Its neither dishonest, nor incorrect. I agree with Matt, though, that some consumers might get fooled. But most regular consumers probably don't care or know what it means anyway, and those that are into this hobby shouldn't be confused.
The term 'transfer' is used (misused) for quite a few things in regard to DVD, but the basis meaning in the industry is the 'transfer' from film to a HD master (D5, 1920x1080), the digitalization.
The D5 HD master is than either encoded for HD broadcast, or:
- downconverted to 720x480 and 'transfered' to D1 (uncompressed)
- D1 is then 'transfered' to Digibeta (approx. 2,4:1 compression ratio)
- Digibeta tape to the authoring house for MPEG encoding
- MPEG stream stored on DVD
The term 'transfered' in these 2 intermediate steps above is valid and not a mis-nomer, but a bit confusing. Whenever 'a new transfer', 'new 16x9 HD transfer' etc. is mentioned on a DVD or a press release, the actual film-to-HD transfer is meant.
The biggest confusion comes from the fact that the term 'transfer' is usually (mis-)used in DVD reviews when describing the picture of the DVD.
"The transfer on this DVD is great..."
"The new superbit transfer of XYZ is much better than the old non-SB transfer"
Basically everyone uses the word 'transfer' in this context, including me, because its convenient and its difficult to find a better suiting word instead. "The authoring of the disc is great..." doesn't fit because it also includes the navigational component of the DVD. "The compression of the disc is great..." is a proper term, but it implies that only the 'compression' of the disc (meaning blocking artefacts and the like) is meant. But the term 'transfer' usually means PQ in general in DVD reviews, thus including any step that are done before the actual compression. Low-pass filtering, aperture correction (EE), DNR, etc...
So the term 'transfer' is used to describe the whole pipeline. From the film to the DVD. Its much more convenient for the DVD reviewer.
A good example is the SuperBit line:
"The new superbit transfer of XYZ is much better than the old non-SB one."
That would be a good and easy description. In reality, the actual 'transfer' (film-to-HD) was the same for the SB titles, the same D5 HD master was used to produce both versions (except for Desperado, where a new HD transfer was done).

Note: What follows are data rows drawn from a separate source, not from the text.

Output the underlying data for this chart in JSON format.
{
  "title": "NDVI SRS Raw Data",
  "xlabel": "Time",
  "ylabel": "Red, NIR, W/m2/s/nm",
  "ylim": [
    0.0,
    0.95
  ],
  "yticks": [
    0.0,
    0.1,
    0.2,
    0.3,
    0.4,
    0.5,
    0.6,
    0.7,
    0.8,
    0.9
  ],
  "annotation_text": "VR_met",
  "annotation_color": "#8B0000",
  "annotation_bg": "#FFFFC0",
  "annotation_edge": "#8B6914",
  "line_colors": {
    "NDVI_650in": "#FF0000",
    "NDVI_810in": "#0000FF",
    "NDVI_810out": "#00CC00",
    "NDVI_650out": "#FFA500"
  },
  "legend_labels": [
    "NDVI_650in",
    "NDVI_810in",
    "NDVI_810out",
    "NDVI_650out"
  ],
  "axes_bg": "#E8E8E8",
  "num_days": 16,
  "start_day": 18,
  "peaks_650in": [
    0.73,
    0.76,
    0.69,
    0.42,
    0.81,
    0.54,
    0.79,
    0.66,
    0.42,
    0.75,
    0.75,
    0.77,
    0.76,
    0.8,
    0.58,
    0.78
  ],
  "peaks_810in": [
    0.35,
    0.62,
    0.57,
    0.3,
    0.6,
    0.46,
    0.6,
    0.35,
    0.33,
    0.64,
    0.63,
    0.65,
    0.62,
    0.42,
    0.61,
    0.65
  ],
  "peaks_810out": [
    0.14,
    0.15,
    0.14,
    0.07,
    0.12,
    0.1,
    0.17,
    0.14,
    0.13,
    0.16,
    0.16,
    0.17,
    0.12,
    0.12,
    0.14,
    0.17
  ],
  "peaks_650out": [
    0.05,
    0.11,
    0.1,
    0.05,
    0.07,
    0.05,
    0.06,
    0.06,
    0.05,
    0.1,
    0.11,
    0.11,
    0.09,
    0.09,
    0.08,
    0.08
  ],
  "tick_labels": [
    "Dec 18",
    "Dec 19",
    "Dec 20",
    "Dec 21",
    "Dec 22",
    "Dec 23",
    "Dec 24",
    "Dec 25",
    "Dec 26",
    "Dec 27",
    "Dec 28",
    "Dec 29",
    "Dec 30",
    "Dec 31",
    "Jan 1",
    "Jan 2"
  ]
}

Only the pre-processing (filtering, etc) and the compression differs on the SB titles.
Anyway, the point is, MGM is not 'dishonest'. They use the proper term. CTHV and others use similar keylines since the very beginning and rightly so.
Yes, it could confuse a few. But again, there are those who don't care and those who do. Those who DO care should know or learn about the (mis-)nomer 'transfer'.